On 17/04/12 15:31, MauMau wrote:
Hello, Edward, Jakob, Ken,

Thanks for lots of ideas and information. I'll investigate Edward's block-number-based iv and Ken's CTR mode. Let me consult you if I get stuck again. I'll consider some way to eliminate the need to call EVP_EncryptInit_ex/EVP_DecryptInit_ex for each block/record.

Regards
MauMau

I would second Ken's recommendation for CTR mode for random access if the random access is for *read* only.

If you are going to try and use CBC mode for random (read) access then the IV must be set to the last 16 bytes of the immediately preceding 4k record...or the initial IV if it is the first 4k record.
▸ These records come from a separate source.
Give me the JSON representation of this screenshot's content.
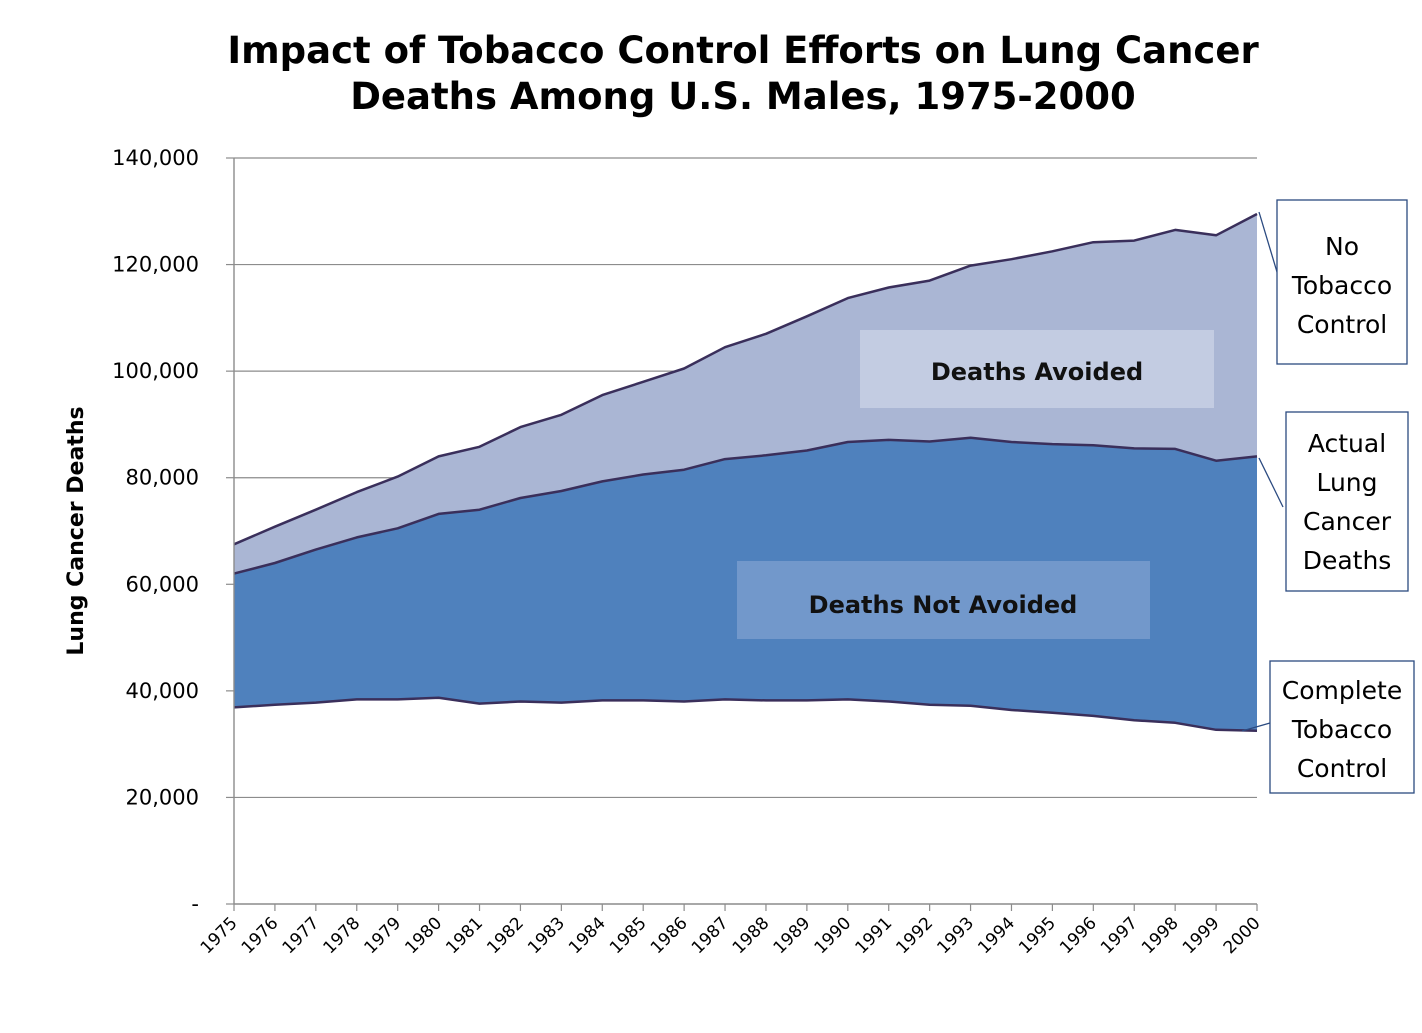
{
  "chart_data": {
    "type": "area",
    "title": [
      "Impact of Tobacco Control Efforts on Lung Cancer",
      "Deaths Among U.S. Males, 1975-2000"
    ],
    "xlabel": "",
    "ylabel": "Lung Cancer Deaths",
    "ylim": [
      0,
      140000
    ],
    "yticks": [
      0,
      20000,
      40000,
      60000,
      80000,
      100000,
      120000,
      140000
    ],
    "ytick_labels": [
      "-",
      "20,000",
      "40,000",
      "60,000",
      "80,000",
      "100,000",
      "120,000",
      "140,000"
    ],
    "categories": [
      "1975",
      "1976",
      "1977",
      "1978",
      "1979",
      "1980",
      "1981",
      "1982",
      "1983",
      "1984",
      "1985",
      "1986",
      "1987",
      "1988",
      "1989",
      "1990",
      "1991",
      "1992",
      "1993",
      "1994",
      "1995",
      "1996",
      "1997",
      "1998",
      "1999",
      "2000"
    ],
    "series": [
      {
        "name": "No Tobacco Control",
        "values": [
          67500,
          70800,
          74000,
          77300,
          80200,
          84000,
          85800,
          89500,
          91800,
          95500,
          98000,
          100500,
          104500,
          107000,
          110300,
          113700,
          115700,
          117000,
          119800,
          121000,
          122500,
          124200,
          124500,
          126500,
          125500,
          129500
        ]
      },
      {
        "name": "Actual Lung Cancer Deaths",
        "values": [
          62000,
          64000,
          66500,
          68800,
          70500,
          73200,
          74000,
          76200,
          77500,
          79300,
          80600,
          81500,
          83500,
          84200,
          85100,
          86700,
          87100,
          86800,
          87500,
          86700,
          86300,
          86100,
          85500,
          85400,
          83200,
          84000
        ]
      },
      {
        "name": "Complete Tobacco Control",
        "values": [
          36900,
          37400,
          37800,
          38400,
          38400,
          38700,
          37600,
          38000,
          37800,
          38200,
          38200,
          38000,
          38400,
          38200,
          38200,
          38400,
          38000,
          37400,
          37200,
          36400,
          35900,
          35300,
          34500,
          34000,
          32700,
          32500
        ]
      }
    ],
    "region_labels": [
      "Deaths Avoided",
      "Deaths Not Avoided"
    ],
    "callouts": [
      {
        "series": "No Tobacco Control",
        "lines": [
          "No",
          "Tobacco",
          "Control"
        ]
      },
      {
        "series": "Actual Lung Cancer Deaths",
        "lines": [
          "Actual",
          "Lung",
          "Cancer",
          "Deaths"
        ]
      },
      {
        "series": "Complete Tobacco Control",
        "lines": [
          "Complete",
          "Tobacco",
          "Control"
        ]
      }
    ],
    "grid": true,
    "colors": {
      "avoided_fill": "#aab6d4",
      "not_avoided_fill": "#4f81bd",
      "series_line": "#3a2f5b",
      "grid": "#8c8c8c",
      "avoided_label_box": "#c3cce2",
      "not_avoided_label_box": "#7298cb",
      "callout_border": "#2b4a80"
    }
  }
}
This is why in your example code you got wrong data for block2.

However in your original post you said "File type 1 consists of 4 KB blocks. The application randomly reads and writes those blocks. ". If you are going to attempt to randomly change, write and re-encrypt a record in the middle of your file then this will absolutely not work in CBC mode. You will corrupt everything in your file beyond the write because as noted above the last 16 bytes of the record you have just written is the IV for the next record. As you have changed the last 16 bytes by reencrypting you will not be able to decrypt the following record.

If you attempt to use CTR mode in random read/write mode then this will open a massive security hole in your application. In CTR mode the counter is initialised to a random value and then incremented for each 16 byte block. The encryption works by encrypting the counter and xor'ing it to the plaintext. So if the plaintext for block 7 is m7, then the ciphertext, c7, is calculated as follows:
c7 = AES(ctr + 7) xor m7

Now if you modify m7 to be m7' then c7' would be:
c7' = AEX(ctr +7) xor m7'

The problem is that an attacker can xor the two ciphertexts together as follows:
c7 xor c7' = AES(ctr + 7) xor AEX(ctr + 7) xor m7 xor m7' = m7 xor m7'
In other words xoring the original block 7 with the modified block 7 will be equal to the two plaintexts xored together....which is trivial to crack.

If I have interpreted your original post correctly and you are trying to do random read/write then you need to select a mode that supports it. (Maybe XTS??? I'm not familiar with the details of this but probably worth looking at).